In the district court, the patent owner argued, in part, that 37 C.F.R. § 1.704(c)(8) and (d)(1) are arbitrary, capricious, and contrary to the PTA statute and, further, that it was entitled to 546 days of the 646-day delay. The district court granted summary judgment in favor of the USPTO finding that the USPTO did not err in its PTA calculation and, further, that the Gilead decision foreclosed the patent owner’s arguments. The patent owner appealed to the Federal Circuit.
In addressing whether the USPTO may reduce PTA by a period that exceeds the “time during which the applicant failed to engage in reasonable efforts to conclude prosecution” under 35 U.S.C. § 154(b)(2)(c)(i), the Federal Circuit held that the district court erred when it granted summary judgment on the basis of Gilead. The Federal Circuit found that Gilead was not controlling because Gilead involved different facts and a different legal question. The court noted that, unlike Gilead, this case was not about whether the patent owner’s efforts, or those it could have taken, resulted in actual or potential delay. Rather, the patent owner could not have taken any actions to conclude prosecution until the filing of the opposition to the European patent.

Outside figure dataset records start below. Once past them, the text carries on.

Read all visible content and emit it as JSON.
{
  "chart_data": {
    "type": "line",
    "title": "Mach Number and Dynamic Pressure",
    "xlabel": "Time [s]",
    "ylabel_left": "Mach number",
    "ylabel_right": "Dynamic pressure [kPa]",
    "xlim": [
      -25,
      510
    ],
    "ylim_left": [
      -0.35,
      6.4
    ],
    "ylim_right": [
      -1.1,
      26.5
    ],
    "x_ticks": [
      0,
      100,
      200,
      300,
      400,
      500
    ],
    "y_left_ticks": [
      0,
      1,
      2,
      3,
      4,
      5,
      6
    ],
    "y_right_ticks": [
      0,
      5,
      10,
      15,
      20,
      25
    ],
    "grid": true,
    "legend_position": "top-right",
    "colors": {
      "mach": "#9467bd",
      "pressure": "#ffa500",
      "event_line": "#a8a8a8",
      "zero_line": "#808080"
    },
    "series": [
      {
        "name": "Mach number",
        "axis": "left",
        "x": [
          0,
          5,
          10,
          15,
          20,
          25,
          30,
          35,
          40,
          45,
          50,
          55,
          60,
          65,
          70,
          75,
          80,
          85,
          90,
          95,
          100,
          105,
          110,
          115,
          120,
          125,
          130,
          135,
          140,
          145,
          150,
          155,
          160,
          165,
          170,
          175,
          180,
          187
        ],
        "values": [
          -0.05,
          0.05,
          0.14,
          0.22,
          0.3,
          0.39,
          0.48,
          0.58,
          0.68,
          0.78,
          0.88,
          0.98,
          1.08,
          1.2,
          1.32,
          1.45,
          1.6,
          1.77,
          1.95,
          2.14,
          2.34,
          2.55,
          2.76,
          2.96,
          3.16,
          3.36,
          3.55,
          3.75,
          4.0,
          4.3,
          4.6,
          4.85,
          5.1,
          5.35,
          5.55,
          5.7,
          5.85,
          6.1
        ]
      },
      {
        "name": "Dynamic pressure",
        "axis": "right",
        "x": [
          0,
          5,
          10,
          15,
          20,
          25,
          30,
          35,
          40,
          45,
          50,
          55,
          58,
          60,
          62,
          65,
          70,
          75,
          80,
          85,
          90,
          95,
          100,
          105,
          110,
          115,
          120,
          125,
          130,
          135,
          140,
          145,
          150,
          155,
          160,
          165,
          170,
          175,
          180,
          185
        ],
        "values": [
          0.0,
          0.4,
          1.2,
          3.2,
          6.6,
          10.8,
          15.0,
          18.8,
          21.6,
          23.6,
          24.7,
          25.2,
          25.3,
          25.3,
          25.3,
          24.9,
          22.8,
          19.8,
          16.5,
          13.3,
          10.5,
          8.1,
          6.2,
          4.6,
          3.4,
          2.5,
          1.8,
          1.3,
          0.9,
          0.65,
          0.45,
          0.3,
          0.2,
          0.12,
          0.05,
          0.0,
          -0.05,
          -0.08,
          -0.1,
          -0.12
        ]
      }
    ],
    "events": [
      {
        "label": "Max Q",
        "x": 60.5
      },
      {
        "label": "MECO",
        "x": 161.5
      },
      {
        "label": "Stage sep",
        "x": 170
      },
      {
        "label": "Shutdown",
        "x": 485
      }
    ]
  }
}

Because this case involved a question of statutory interpretation, the Federal Circuit applied a Chevron analysis, and found the first step of Chevron was met because the pertinent language of the PTA statute was clear and unambiguous. Noting that “the statute expressly requires that any reduction to the PTA be equal to the period of time during which an applicant fails to engage in reasonable efforts” and “the statute expressly ties reduction of the PTA to the specific time period during which the applicant failed to engage in reasonable efforts,” the Federal Circuit concluded that the USPTO could not “count as applicant delay any period of time during which there were no efforts in which the applicant could have engaged to conclude prosecution of the patent." Supernus Pharm., Inc. v. Iancu, 913 F.3d 1351, 1359-60 (Fed. Cir. 2019) (emphasis in original).
Accordingly, the Federal Circuit held that the PTA reduction here was inconsistent with the statute, accorded no deference to the USPTO’s application of the regulations at issue, and reversed and remanded the district court’s grant of summary judgment.